Billy Joel Surprises Audience with Performance at Movin Out's Final Curtain

News   Billy Joel Surprises Audience with Performance at Movin Out's Final Curtain
The Broadway musical Movin' Out ended with a bang Dec. 11 at the Richard Rodgers Theatre.

After numerous rounds of rapturous applause for the musical's cast of dancers and its onstage orchestra, pop songwriter Billy Joel—whose songs provided the musical score of Movin' Out—suddenly and unexpectedly took the stage.

The audience roared with surprise and gratification. With a big smile on his face, leading Movin' Out vocalist Michael Cavanaugh immediately vacated his piano bench in deference to the original Piano Man.

Joel agreed to play and treated the crowd to a rendition of "Seen the Lights Go Out on Broadway," which included an ad-libbed lyric that referred to producers James L. Nederlander and Emanuel Azenberg as the men who lit up Broadway again. Meanwhile, the musical's cast sat together downstage in a semi-circle formation in what seemed to be a collective state of idolized appreciation.
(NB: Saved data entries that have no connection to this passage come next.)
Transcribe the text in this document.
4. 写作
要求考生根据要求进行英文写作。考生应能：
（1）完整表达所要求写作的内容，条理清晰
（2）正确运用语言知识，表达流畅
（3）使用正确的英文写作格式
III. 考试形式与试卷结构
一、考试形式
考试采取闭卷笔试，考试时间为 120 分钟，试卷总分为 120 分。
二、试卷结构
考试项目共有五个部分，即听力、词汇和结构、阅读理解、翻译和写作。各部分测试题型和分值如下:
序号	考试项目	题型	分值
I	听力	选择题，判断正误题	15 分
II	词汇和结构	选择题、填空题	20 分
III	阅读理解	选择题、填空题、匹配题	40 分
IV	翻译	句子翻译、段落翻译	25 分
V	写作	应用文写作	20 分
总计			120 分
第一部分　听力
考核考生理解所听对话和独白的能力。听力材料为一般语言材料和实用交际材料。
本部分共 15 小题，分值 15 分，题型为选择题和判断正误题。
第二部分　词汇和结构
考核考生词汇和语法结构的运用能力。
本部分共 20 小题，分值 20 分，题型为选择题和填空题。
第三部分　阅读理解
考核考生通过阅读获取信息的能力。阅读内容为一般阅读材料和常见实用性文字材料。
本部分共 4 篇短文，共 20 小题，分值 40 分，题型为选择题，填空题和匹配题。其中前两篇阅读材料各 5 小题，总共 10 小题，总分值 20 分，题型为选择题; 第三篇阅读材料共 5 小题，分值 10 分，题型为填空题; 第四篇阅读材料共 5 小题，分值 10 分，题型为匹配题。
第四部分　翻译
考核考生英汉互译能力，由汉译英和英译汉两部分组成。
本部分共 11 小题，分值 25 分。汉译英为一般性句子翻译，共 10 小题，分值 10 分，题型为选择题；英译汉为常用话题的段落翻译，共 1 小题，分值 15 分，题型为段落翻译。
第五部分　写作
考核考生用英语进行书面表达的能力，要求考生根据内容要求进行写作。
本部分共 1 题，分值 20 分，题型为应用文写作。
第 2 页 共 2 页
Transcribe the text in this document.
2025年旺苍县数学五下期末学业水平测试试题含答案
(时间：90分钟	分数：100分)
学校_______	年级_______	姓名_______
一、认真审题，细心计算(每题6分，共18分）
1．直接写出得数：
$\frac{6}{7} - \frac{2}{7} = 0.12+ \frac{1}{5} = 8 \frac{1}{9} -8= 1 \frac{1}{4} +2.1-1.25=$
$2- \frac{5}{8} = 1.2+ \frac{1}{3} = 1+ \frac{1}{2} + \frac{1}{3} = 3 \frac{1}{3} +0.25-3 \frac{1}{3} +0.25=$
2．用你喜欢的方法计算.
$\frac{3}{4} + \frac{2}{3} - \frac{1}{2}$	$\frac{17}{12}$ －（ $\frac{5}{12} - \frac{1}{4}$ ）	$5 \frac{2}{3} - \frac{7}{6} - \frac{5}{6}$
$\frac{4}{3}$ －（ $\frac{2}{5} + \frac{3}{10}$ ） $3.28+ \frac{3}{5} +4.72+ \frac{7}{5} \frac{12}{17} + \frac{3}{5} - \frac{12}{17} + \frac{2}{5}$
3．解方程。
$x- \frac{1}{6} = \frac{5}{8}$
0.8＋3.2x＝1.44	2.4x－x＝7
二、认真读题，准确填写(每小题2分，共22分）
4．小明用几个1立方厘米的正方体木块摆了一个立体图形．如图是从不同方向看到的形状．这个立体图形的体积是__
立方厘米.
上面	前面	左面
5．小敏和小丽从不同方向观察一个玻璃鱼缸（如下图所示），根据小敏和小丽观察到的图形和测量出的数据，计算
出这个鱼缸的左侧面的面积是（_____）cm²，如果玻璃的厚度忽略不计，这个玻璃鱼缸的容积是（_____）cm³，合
Upon the song's finish, Billy Joel then led the band in a second and final song, "You May Be Right."

Movin' Out, which sets Twyla Tharp's choreography to Billy Joel songs, ended its three-year run at the Richard Rodgers Theatre Dec. 11 after 28 previews and 1,303 regular performances.

Movin' Out boasts most of its original lead cast—who have taken breaks here and there, but returned—including Tony Award nominees John Selya, Elizabeth Parkinson, Keith Roberts, Ashley Tuttle, Michael Cavanaugh as well as Scott Wise and Benjamin G. Bowman. "I am so proud to have been a part of this landmark production. As important as the creation of the show, a wonderful family has been created here," lead producer James L. Nederlander stated in a release. "Long after the final performance, the memory of this show will live in the new standard of excellence and commitment they have set."

Tharp is currently at work on another piece in the same vein, The Times They Are A-Changin', which uses the music of Bob Dylan.